The Color From Outer Space
Alle volte bastano le parole dell’Autore. “Che cosa sia, Dio solo lo sa. In termini di materia suppongo che la cosa sia un gas, ma obbediente a leggi che non sono quelle del nostro cosmo […] era soltanto un colore venuto dallo spazio, messaggero spaventoso degli informi reami dell’infinito, al di là della natura che conosciamo”.
Insomma: era un colore, e veniva dallo spazio. E basta. Nell’omonimo racconto si mangia il bestiame, fa impazzire la gente e a cose fatte se ne va. Sarà stato un pacchetto vacanze della Cthulhu Viaggi Interstellari?

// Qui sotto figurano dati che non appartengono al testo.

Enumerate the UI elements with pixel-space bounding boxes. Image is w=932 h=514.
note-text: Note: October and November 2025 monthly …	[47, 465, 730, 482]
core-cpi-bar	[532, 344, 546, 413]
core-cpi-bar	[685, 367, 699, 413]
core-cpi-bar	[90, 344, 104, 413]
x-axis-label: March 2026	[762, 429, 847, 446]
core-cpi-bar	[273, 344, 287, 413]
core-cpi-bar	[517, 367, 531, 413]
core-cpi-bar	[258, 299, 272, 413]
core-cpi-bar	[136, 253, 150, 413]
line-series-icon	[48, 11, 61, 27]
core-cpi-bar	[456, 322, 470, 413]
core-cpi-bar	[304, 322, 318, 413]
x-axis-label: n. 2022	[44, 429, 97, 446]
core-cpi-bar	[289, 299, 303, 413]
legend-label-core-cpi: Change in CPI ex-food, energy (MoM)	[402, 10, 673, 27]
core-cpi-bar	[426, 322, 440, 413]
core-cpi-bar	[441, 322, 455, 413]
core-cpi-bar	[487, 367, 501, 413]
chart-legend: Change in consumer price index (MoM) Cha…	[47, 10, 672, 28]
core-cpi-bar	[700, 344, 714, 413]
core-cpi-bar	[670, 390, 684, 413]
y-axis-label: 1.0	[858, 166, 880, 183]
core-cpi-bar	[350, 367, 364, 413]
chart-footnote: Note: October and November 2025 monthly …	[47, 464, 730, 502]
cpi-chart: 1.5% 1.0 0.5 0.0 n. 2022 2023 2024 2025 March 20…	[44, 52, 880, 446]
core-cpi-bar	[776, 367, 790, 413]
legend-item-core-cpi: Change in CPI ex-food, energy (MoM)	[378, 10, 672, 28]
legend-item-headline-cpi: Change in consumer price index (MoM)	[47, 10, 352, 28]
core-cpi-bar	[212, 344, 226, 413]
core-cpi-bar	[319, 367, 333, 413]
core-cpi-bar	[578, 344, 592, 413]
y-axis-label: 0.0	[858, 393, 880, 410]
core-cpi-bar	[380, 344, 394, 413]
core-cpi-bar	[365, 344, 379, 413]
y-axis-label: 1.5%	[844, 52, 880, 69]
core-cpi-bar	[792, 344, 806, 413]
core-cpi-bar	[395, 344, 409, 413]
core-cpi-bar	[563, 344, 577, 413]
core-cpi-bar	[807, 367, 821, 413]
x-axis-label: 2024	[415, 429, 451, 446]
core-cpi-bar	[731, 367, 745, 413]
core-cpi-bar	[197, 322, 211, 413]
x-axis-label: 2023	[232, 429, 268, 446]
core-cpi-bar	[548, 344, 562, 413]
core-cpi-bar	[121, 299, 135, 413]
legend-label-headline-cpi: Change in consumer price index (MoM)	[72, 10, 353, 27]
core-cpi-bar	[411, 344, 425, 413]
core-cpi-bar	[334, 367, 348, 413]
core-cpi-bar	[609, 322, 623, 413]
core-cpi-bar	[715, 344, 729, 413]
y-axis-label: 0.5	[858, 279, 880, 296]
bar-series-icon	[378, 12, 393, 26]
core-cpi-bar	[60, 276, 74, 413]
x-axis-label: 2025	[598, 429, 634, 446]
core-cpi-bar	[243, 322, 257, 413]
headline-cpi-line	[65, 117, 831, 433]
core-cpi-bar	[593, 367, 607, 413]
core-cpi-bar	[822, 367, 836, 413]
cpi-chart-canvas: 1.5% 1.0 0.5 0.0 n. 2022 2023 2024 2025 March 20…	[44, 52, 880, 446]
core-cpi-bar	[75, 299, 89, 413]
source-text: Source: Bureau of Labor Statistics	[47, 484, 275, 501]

High Priest Not to Be Described
Su di lui i teorici del complotto si possono sbizzarrire. Servitore degli Outer Gods, unico abitante di un solitario monastero al centro dell’Altipiano di Leng, suona un flauto d’avorio coperto di seta gialla e il suo volto è nascosto dietro una maschera di ugual colore. Kuranes riesce ad evitarlo in Celephais e Randolph Carter ha la stessa fortuna in The Dream Quest. Chi si cela dietro la maschera? Qualcuno dice “avatar di Nyarlathotep”. Ma il sottoscritto ha pochi dubbi: ciao, Hastur (a.k.a. Il Re in Giallo), a quanto pare sei stato declassato.
Gli Allogeni
Nessun mostro tentacolare faceva paura, al Solitario, quanto gli allogeni. Quelli marroni e gialli che vengono da fuori. Quelli strani, coi denti storti, che puzzano e fanno cose che non si capiscono e probabilmente nei loro templi chissà che divinità blasfeme che adorano, quegli sporchi bastardi, ma va va fammi tornare a Providence a scrivere L’orrore a Red Hook. Eh sì, amici miei: H.P. era proprio xenofobo. E a noi posteri, che amiamo i gatti e odiamo la memoria, la cosa non va giù: qualche mese fa il World Fantasy Award, sull’onda di alcune proteste, ha annunciato che il trofeo non sarà più un busto di Lovecraft (caricaturale, peraltro).
Mi spiace, Howard: forse questo viaggio interdimensionale era meglio non farlo.